Attentats-suicides dans la Province Frontalière du Nord-Ouest : de la nécessité de la recherche dans le traitement des actes terroristes

Une étude réalisée par la Pakistan Society of Criminology sur  les attentats suicides en Province Frontière du Nord-Ouest commis entre 2006 et 2009 souligne les carences de la réflexion pakistanaise sur le sujet. En dépit des succès croissants quoique relatifs des forces de police pakistanaises – notamment celles de la Province Frontalière du Nord-Ouest (North-West Frontier Province – NWFP) – il n’y a aucun dispositif permettant d’inclure la recherche académique dans l’étude du phénomène terroriste au Pakistan. La très grande majorité des recherches occidentales – y compris celles les plus poussées – ne se basent que sur les rapports des medias ou de procès, ce qui, de fait, limitent leur pertinence et éventuels champs d’application. Au Pakistan même, aucune recherche portant sur des « djihadis » eux-mêmes n’a été publiée.
Pourtant, un véritable savoir-faire s’est développé au sein de certaines forces de l’ordre, particulièrement celles les plus directement ciblées par les candidats au martyre. Ces compétences nées de la pratique restent confinées à quelques unités géographiquement localisées et la transmission de la connaissance n’est pas possible. Cet état de fait est nuisible à l’établissement de stratégies et de politiques publiques de long terme visant à éradiquer les raisons conduisant à la réalisation d’attentats suicides.
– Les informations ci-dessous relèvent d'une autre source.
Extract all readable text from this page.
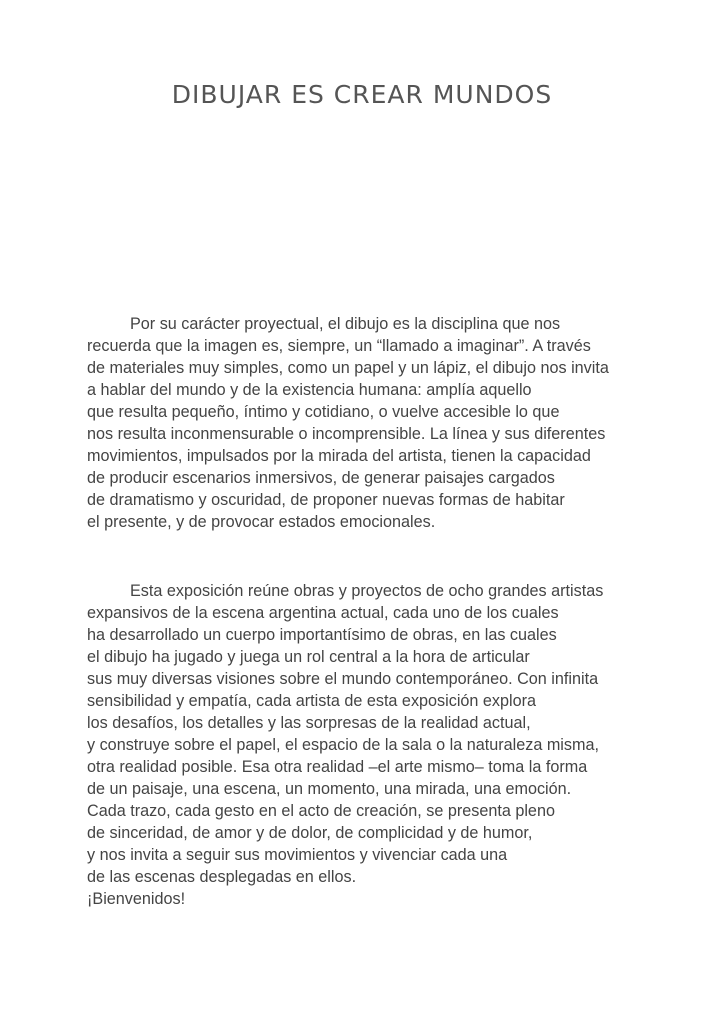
DIBUJAR ES CREAR MUNDOS
Por su carácter proyectual, el dibujo es la disciplina que nos
recuerda que la imagen es, siempre, un “llamado a imaginar”. A través
de materiales muy simples, como un papel y un lápiz, el dibujo nos invita
a hablar del mundo y de la existencia humana: amplía aquello
que resulta pequeño, íntimo y cotidiano, o vuelve accesible lo que
nos resulta inconmensurable o incomprensible. La línea y sus diferentes
movimientos, impulsados por la mirada del artista, tienen la capacidad
de producir escenarios inmersivos, de generar paisajes cargados
de dramatismo y oscuridad, de proponer nuevas formas de habitar
el presente, y de provocar estados emocionales.
Esta exposición reúne obras y proyectos de ocho grandes artistas
expansivos de la escena argentina actual, cada uno de los cuales
ha desarrollado un cuerpo importantísimo de obras, en las cuales
el dibujo ha jugado y juega un rol central a la hora de articular
sus muy diversas visiones sobre el mundo contemporáneo. Con infinita
sensibilidad y empatía, cada artista de esta exposición explora
los desafíos, los detalles y las sorpresas de la realidad actual,
y construye sobre el papel, el espacio de la sala o la naturaleza misma,
otra realidad posible. Esa otra realidad –el arte mismo– toma la forma
de un paisaje, una escena, un momento, una mirada, una emoción.
Cada trazo, cada gesto en el acto de creación, se presenta pleno
de sinceridad, de amor y de dolor, de complicidad y de humor,
y nos invita a seguir sus movimientos y vivenciar cada una
de las escenas desplegadas en ellos.
¡Bienvenidos!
Plusieurs difficultés contribuent à tenir les chercheurs en marge des sources auxquelles ils pourraient avoir accès. Celles identifiées par l’article comme les plus importantes sont : 1) le manque de ressources (humaines, matérielles, financières, académiques et cognitives) permettant aux forces de police d’exploiter au maximum les données (humaines ou non) recueillis sur le terrain ; 2) la problématique double juridiction propre à la NWFP, qui ne permet pas à la police de poursuivre les criminels ou de prendre des mesures préventives, dont celle d’un recueil régulier et raisonné de l’information.
L’auteur de l’étude estime par ailleurs que le terrorisme nécessite un traitement théorique particulier du fait de la rationalité très spécifique des individus se préparant aux attentats-suicides. Seule la recherche est en mesure d’expliquer aux forces de police et aux services de renseignement l’environnement psychologique et idéologique dans lequel s’inscrit le terrorisme. Il dresse le portrait type d’un candidat, se basant sur des éléments recueillis lors d’interrogatoires et d’enquêtes sur le terrain. L’auteur estime que ces informations devraient être diffusées à l’ensemble des forces de l’ordre pakistanaises.
Si certaines autorités ont pris conscience de l’apport que la recherche peut avoir dans la lutte contre le terroriste, l’article conclut que tout est à faire, quitte à s’inspirer de certaines procédures et techniques occidentales, qu’il faudrait néanmoins adapter aux circonstances locales. La clef du succès réside dans la production de connaissance.